Eventually, Pearl is found working in Leeds under a false name, Irene. After her picture appears in the paper, her boss confronts her and he tries convincing her to ring home. She does so after bumping into Daz Eden (Luke Tittensor), bruised and running away from his mother and her boyfriend. They agree to return to the village together and over time, the villagers grow to trust Pearl again. Len eventually dies, leaving Pearl overcome with grief. When Douglas Potts (Duncan Preston), Laurel Thomas' (Charlotte Bellamy) father, is grieving after the death of his grandson, Pearl supports him. Edna and Betty are concerned about her intentions and Edna advises Pearl not to visit Doug. She realises what Edna is implying and is furious. The arrival of Vanessa Woodfield (Michelle Hardwick) annoys Pearl, as Vanessa is constantly trying to force her into leaving her job as the vet receptionist because of her age. The feud escalates when it is discovered that Rhona Goskirk (Zoe Henry) has been taking drugs supplied by Vanessa.

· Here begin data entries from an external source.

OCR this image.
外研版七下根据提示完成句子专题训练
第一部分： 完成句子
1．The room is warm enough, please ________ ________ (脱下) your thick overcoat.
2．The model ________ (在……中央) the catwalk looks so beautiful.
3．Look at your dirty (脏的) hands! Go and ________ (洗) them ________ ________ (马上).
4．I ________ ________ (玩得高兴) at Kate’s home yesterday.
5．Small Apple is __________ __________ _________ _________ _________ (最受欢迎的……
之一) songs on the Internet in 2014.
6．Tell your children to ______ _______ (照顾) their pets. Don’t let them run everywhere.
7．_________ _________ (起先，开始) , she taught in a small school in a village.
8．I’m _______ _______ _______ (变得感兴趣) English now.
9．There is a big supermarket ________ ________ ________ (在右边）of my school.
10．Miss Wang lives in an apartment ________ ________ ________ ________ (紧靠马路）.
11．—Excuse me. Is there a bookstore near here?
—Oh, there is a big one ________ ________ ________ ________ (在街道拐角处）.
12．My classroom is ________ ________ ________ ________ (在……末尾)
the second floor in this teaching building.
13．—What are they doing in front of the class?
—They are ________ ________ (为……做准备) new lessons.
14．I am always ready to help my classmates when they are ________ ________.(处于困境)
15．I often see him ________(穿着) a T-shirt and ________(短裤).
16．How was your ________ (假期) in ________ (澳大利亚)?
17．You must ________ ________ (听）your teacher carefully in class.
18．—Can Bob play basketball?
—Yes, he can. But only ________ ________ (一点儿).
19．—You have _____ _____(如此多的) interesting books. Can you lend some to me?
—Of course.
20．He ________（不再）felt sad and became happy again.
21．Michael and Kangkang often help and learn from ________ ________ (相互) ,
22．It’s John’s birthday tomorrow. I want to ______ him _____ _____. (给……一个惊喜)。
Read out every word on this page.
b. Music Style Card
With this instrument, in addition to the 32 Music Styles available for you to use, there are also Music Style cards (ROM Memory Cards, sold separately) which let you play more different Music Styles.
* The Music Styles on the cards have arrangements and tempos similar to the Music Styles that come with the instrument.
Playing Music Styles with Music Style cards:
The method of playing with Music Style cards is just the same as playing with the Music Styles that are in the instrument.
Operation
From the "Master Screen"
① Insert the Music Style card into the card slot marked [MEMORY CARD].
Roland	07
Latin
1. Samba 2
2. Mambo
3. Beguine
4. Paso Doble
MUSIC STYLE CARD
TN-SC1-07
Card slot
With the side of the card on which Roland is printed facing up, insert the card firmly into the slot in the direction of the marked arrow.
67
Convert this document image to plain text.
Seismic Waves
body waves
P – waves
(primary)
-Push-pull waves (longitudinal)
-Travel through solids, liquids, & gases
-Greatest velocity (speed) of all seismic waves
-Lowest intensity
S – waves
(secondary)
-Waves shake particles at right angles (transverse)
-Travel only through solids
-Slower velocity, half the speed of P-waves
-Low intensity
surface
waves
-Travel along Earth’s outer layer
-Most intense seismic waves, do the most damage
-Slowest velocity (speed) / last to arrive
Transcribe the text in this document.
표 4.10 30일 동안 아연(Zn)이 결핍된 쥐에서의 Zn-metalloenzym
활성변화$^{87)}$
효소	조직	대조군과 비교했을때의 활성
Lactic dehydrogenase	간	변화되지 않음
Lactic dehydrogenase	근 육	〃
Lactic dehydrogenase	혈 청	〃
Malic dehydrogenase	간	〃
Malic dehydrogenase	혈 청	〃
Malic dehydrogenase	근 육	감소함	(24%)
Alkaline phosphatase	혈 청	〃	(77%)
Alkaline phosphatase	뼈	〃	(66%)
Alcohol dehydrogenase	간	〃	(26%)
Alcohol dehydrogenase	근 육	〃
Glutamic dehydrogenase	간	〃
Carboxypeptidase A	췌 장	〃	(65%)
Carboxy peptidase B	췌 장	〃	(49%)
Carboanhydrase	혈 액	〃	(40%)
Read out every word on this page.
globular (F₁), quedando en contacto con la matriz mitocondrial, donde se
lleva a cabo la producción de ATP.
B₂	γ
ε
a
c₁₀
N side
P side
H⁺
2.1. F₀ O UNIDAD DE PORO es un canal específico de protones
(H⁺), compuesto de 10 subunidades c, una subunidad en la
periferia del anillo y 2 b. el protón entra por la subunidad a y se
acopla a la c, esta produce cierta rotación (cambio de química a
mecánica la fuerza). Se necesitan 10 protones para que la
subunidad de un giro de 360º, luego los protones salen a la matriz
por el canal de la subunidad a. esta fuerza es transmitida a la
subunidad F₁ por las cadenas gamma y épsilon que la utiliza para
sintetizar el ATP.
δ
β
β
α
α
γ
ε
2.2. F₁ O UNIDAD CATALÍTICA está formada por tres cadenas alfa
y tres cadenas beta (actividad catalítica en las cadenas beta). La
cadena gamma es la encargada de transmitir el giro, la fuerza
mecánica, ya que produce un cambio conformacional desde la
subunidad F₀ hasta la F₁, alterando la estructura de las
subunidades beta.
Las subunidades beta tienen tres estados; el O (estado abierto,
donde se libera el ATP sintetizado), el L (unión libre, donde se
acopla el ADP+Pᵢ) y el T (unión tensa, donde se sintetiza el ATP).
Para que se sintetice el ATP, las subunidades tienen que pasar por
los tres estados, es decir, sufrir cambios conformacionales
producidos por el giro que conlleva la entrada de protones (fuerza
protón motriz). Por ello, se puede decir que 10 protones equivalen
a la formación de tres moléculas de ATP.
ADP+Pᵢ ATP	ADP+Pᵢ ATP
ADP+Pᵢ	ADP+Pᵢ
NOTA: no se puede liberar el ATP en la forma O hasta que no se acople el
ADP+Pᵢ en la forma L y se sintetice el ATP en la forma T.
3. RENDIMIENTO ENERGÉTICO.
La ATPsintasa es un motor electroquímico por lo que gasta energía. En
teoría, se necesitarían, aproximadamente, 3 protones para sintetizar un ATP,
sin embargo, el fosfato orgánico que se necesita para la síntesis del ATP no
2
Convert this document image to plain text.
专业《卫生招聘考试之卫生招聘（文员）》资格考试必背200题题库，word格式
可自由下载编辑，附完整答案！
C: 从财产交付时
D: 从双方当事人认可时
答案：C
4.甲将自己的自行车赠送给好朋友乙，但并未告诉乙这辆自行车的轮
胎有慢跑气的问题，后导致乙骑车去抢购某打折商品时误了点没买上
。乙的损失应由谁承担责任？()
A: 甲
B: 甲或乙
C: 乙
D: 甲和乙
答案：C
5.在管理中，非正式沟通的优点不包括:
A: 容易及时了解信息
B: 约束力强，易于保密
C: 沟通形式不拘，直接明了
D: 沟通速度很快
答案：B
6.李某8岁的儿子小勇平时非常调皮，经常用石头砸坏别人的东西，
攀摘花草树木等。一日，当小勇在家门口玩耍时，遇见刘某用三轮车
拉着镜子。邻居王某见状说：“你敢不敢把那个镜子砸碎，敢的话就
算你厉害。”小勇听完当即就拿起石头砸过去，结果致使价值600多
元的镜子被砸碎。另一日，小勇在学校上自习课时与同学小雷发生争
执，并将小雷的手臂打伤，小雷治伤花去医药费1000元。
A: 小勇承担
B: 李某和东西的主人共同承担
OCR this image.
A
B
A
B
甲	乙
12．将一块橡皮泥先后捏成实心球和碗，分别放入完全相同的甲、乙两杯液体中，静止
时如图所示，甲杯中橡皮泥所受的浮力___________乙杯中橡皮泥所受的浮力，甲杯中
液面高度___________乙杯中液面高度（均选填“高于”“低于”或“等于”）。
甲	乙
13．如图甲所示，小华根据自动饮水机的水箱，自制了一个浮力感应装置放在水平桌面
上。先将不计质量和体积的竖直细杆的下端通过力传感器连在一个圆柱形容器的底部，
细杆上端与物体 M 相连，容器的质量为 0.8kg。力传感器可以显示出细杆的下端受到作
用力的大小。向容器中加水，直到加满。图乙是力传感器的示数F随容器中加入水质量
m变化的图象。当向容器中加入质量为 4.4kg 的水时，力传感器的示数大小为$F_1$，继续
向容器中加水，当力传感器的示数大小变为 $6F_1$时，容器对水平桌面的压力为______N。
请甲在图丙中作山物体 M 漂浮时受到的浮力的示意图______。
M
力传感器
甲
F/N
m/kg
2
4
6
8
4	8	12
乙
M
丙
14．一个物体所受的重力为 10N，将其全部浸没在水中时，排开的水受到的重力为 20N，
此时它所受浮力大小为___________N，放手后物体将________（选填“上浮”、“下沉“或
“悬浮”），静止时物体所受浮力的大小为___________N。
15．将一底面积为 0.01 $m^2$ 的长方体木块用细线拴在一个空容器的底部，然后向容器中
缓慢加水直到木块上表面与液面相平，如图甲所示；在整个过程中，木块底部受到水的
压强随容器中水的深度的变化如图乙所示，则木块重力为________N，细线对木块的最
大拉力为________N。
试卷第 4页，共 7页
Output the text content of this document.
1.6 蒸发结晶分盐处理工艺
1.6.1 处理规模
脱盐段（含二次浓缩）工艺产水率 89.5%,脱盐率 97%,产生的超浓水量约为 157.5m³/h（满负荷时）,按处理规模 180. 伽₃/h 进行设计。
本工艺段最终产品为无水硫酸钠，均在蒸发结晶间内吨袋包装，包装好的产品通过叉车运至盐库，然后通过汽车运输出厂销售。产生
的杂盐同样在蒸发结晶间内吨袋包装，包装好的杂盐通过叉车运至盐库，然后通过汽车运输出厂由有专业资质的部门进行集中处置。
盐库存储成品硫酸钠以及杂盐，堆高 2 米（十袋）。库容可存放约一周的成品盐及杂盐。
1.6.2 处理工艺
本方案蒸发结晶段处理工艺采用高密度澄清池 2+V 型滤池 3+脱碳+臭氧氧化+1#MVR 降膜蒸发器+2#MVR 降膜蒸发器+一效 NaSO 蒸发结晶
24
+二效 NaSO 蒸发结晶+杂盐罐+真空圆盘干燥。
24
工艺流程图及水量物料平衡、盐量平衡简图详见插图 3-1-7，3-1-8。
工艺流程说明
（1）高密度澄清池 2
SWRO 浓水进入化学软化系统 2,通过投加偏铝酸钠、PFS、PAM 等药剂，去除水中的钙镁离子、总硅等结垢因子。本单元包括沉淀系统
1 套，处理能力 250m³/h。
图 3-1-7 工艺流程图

Pearl later develops an online gambling addiction. She receives large bills that need paying and resorts to stealing from Paddy Kirk (Dominic Brunt) and Rhona and writes down what she owes in a book which Vanessa finds. Edna confronts Pearl about her stealing and Paddy and Rhona later discover her betrayal. Paddy fires Pearl from the vet's. She repays them and tells Edna that she plans to leave the village. Edna alerts Paddy and Rhona and they intervene in Pearl's plan and reconcile. Following her gambling, Eric kicks Pearl out of her home and she goes to live with Paddy and Rhona.

==Development==
===Casting and characterisation===
In 2003, it was revealed that Edna Birch, portrayed by Shirley Stelfox, was to get a new sparring partner. Meg Johnson, who had previously appeared in Brookside and Coronation Street, was cast in the role of Pearl Ladderbanks. Johnson promised that Pearl's arrival would put Edna's nose out of joint also saying: "Edna is shocked at her brashness and how she flirts with the men. Pearl won't stand any messing though and she’s quite rude to Edna, but in a funny way." It was also revealed that Pearl would make an impression in the community in other ways, such as her wild dress sense. Johnson explained: "It's outrageous! She loves flowery and colourful clothes – there’s a lot of pink in her wardrobe. You never see Pearl out without her face on and her hair done."

Pearl forms an attraction to Len Reynolds (Peter Martin). Martin explained: "When Pearl turns up on the scene, she's this glamorous older lady with designs on Len and to be honest with you, I think he's a bit frightened of her. It's a long time since his wife died, and he's not used to female attention, so he just wants to run a mile and Len prefers Edna, despite her reputation as village battle-ax. His feelings for her have developed over time. Everyone else thinks she's a witch, but Len sees a good side to her, and really likes her."

===Break and departure===
Johnson took an extended break from Emmerdale in 2019. The break was written in as Pearl going on a caravan holiday. Shortly after her return, the COVID-19 pandemic occurred and, due to her age, Johnson was considered too vulnerable to continue filming. Her final appearance aired on 30 March 2020 in scenes that see Pearl express her independence by moving away to live in a caravan. Johnson died on 1 July 2023, having never returned to Emmerdale due to her declining health.

==Reception==
After Johnson's death on 1 July 2023, the Daily Mirror noted how Pearl was a fan favourite. They described her as a "diminutive powerhouse". In 2024, Chloe Timms from Inside Soap wrote that she "adored" Pearl, adding, "I always aspired to be like Pearl when I got older". That same year, following the character being killed off, Timms' colleague Laura-Jayne Tyler wrote "RIP, dear Pearl. Forever in our hearts." Tyler had previously joked in 2019 that Pearl was a "Style Icon", calling her "Elle Woods with a pension book".